Symphony No. 2: The Age of Anxiety
Symphony No. 2: The Age of Anxiety, programmatic symphony for piano and orchestra by American composer Leonard Bernstein. It was inspired by the long poem The Age of Anxiety (1947) by English-born poet W.H. Auden. Bernstein’s symphony premiered April 8, 1949, with the Boston Symphony Orchestra, conducted by Serge Koussevitzky, one of Bernstein’s mentors.
Bernstein said of Auden’s poem that he found it “one of the most shattering examples of pure virtuosity in the history of English poetry.” It tells the story of a group of young people—three men and a woman—who meet, drink, and discuss the ills of the world and their own lonely lives. Although the composer claimed that he was not attempting to portray the poem’s specific scenes literally, the symphony’s structure reflects that of Auden’s poem, having six parts: “The Prologue,” “The Seven Ages,” “The Seven Stages,” “The Dirge,” “The Masque,” and “The Epilogue.” It also includes specific details that Bernstein claimed had “written themselves”; in “The Masque,” for example, the celesta clearly sounds the hour of 4 am. Because the work often seems so literally dependent on the events and moods of the poem in such elements as its use of a variety of musical styles (among them jazz and serialism), some critics have found it too closely tied to the Auden poem to provide the unfamiliar listener with a cohesive experience.
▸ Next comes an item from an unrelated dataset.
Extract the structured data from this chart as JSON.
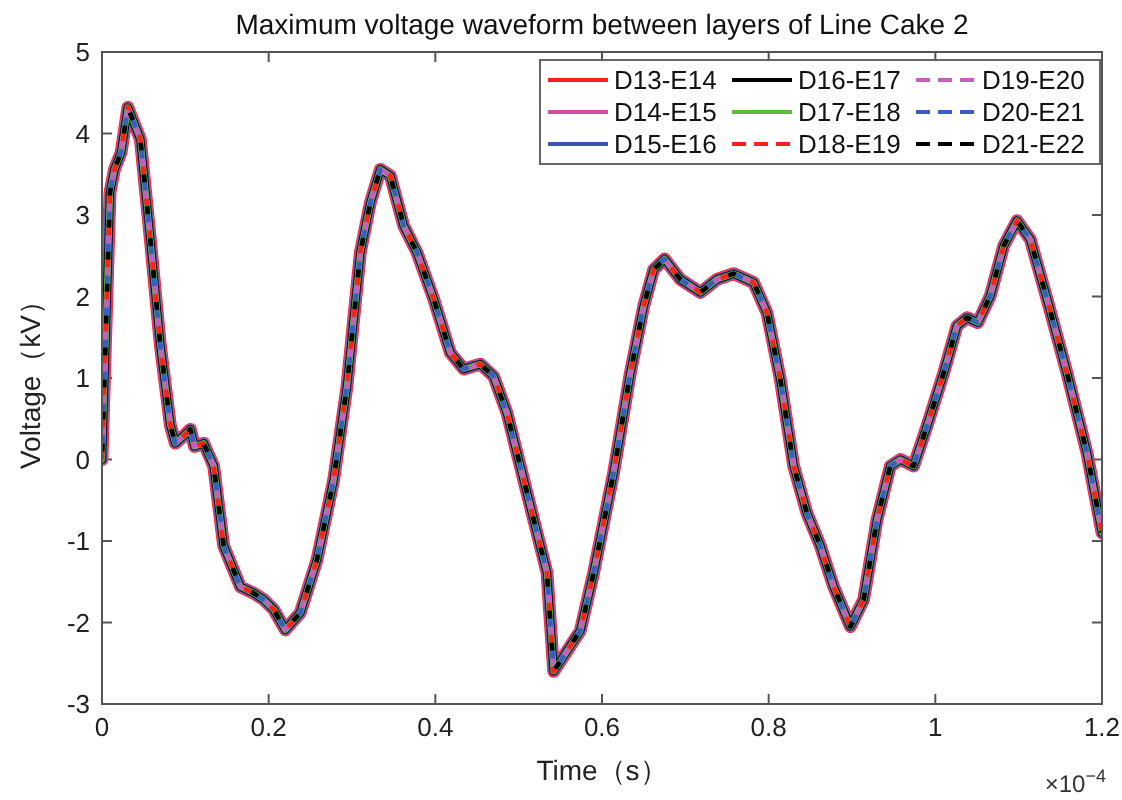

One notable element of this work is Bernstein’s use of the piano throughout the score, not in the manner of a solo instrument but rather as a prominent orchestral member. Regarding this feature, Bernstein (who was himself a pianist) commented that “the pianist provides an almost autobiographical protagonist, set against an orchestral mirror in which he sees himself.” In the final version of the work, which premiered on July 15, 1965, Bernstein adjusted the piano part to make it equally prominent in all sections of the symphony.